Abstract

ABSTRACT To maintain the overall quality of fisheries products, functional edible coatings from natural ingredients including fish gelatin (Gf), k-carrageenan (Cr), and extract of pomegranate peels (PPE) were composed. The Gf was extracted from blue tilapia (Oreochromis aureus), microencapsulated with Cr, and then loaded with PPE (at concentrations of 0.5%, 1.0%, 1.5% and 2.0%). The Fourier transform infrared (FTIR) spectra of Gf/Cr composites verified their cross-linkage and functionality; the Gf/Cr microcapsules had a mean particle size of 36.2 µm with good distribution and homogeneity.

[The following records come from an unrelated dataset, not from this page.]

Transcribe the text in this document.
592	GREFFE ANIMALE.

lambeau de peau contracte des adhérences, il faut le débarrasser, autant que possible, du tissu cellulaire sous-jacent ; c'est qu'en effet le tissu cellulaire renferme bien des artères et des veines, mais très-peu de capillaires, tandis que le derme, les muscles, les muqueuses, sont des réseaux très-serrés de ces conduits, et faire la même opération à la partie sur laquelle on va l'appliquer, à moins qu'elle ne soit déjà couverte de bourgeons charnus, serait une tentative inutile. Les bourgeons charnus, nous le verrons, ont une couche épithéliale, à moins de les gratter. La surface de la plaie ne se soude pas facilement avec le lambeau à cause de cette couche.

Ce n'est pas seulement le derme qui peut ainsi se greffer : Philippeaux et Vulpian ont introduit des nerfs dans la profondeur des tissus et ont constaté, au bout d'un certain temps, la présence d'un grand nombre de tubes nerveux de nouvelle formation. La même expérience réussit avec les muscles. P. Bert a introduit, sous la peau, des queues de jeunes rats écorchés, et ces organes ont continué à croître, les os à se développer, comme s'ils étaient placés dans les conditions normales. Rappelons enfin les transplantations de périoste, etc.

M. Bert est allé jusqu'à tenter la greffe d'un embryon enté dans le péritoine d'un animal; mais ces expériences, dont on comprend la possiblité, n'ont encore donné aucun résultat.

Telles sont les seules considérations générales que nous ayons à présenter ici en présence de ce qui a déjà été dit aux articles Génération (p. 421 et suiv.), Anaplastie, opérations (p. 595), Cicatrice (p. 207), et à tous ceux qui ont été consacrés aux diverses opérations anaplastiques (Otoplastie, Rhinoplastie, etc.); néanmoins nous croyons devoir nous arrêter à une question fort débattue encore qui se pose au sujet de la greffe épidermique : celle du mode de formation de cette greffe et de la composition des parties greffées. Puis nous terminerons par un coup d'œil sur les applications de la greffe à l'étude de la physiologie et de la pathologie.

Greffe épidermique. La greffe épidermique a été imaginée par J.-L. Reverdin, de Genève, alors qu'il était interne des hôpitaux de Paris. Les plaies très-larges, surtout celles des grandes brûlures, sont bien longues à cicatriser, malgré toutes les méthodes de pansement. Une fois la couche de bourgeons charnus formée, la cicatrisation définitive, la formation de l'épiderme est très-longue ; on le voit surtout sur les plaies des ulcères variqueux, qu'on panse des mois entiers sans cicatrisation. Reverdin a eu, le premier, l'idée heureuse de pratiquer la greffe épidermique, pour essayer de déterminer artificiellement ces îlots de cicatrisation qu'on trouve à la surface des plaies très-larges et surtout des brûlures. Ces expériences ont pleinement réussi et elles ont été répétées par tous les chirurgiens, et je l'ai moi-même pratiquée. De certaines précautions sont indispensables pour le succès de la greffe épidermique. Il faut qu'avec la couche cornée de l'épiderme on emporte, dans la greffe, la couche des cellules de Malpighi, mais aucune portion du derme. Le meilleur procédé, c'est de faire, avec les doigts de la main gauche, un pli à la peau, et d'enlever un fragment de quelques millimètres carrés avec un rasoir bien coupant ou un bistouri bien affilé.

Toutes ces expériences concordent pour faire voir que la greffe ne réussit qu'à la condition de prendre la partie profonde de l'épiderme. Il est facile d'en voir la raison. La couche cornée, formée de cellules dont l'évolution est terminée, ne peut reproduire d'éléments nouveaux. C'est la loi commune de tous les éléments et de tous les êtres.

The coating of Nile tilapia (Oreochromis niloticus) fillets, with constructed solutions from Gf/Cr/PPE, revealed their positive effects on fillet quality attributes; the effectiveness was dependent on the supplemented PPE concentration. The Gf/Cr/PPE solutions could effectively reduce the microbial counts of total aerobics, psychrotrophs, yeast and molds, and enterobacteriaceae groups throughout 30 days of refrigerated storage. Additionally, the analysis of spoilage chemical parameters (total volatile basic nitrogen, peroxide value, and thiobarbituric acid reactive substances) in coated samples indicated that formulated solutions could hinder the increase of their values during storage. The sensorial evaluation indicated the acceptability and validity of coated samples for up to 30 days of storage. Gf/Cr/PPE coating is recommended for overall quality maintenance of fish fillets and prolongation of storage using safe and healthy biopreservatives.